4. Sarinana's Tamale Factory
Despite the fact that Sarinana's has tamales in the name–and the tamales are pretty good–the whole reason anyone goes to Sarinana's is for the hard-shelled tacos. The shredded beef and chicken are great, but the ground beef hard-shelled taco will awaken your mind to what Taco Bell is trying to imitate.
3. El Farolito
Huge platters of crispy carnitas: check. Chips so thick you could build a bridge out of them: check. Awesome beans: check. Self-service (but monitored, don't get any ideas) beer fridge: check. Cheap bill: check. All you have to do is wait for your name to be called.
2. The Entire Al Empire (Alberto's, Alberta's, Albertacos, etc.)
They all have different names, based as they are on the original Roberto's in San Diego, but the menu, prices and signs are the same, whether you're at Alerto's or Albatros. Some are partial to their California burritos, enormous, thick logs of meat and rice and beans and cheese; they're more famous, though, for their carne asada fries (and carne asada nachos).
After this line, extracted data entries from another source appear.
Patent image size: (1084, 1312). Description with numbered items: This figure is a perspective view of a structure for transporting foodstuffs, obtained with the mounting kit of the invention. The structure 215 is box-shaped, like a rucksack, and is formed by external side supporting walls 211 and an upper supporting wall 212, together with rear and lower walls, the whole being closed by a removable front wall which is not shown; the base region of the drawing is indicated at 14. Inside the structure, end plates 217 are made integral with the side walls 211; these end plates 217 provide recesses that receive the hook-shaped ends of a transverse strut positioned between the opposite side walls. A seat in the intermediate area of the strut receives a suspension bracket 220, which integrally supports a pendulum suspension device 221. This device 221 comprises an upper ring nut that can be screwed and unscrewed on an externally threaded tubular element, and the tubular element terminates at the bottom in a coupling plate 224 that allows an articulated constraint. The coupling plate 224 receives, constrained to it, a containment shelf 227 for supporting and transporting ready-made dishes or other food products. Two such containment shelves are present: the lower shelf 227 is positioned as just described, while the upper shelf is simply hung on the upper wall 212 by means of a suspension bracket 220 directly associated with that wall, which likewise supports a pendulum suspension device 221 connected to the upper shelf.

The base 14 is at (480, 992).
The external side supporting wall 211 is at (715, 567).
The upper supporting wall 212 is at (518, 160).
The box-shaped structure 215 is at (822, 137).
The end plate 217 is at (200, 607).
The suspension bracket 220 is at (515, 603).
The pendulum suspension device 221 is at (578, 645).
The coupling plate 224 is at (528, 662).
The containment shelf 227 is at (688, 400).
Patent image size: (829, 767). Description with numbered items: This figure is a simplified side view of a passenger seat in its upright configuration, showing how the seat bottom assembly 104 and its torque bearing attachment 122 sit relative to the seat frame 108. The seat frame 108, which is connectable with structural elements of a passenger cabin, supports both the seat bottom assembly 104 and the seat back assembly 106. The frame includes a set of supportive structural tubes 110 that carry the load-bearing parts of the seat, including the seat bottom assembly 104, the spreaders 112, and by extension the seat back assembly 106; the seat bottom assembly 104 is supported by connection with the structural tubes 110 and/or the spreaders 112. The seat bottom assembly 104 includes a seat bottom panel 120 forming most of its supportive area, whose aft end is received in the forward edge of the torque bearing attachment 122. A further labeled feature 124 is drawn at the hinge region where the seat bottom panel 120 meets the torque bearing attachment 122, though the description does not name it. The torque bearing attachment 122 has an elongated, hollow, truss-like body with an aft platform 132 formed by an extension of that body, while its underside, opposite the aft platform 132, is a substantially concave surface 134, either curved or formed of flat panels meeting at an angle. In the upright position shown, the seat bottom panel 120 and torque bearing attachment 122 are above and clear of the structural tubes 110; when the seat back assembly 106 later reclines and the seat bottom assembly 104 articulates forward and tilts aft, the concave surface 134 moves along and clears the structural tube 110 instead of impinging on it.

Here's a tip: a half order is plenty for anyone. Seriously.
1. Super Antojitos
When it's not full of students from Santa Ana College across the street, Super Antojitos has soccer matches on, with friendly rivalry between two halves of the restaurant. The chile verde is outstanding–it could be improved only with tortillas hechas a mano–and the combination plates are leagues beyond El Torito and its ilk. The bar is stocked with Victoria, the salsa doesn't need to be spiked with Tapatío, and the service is friendly.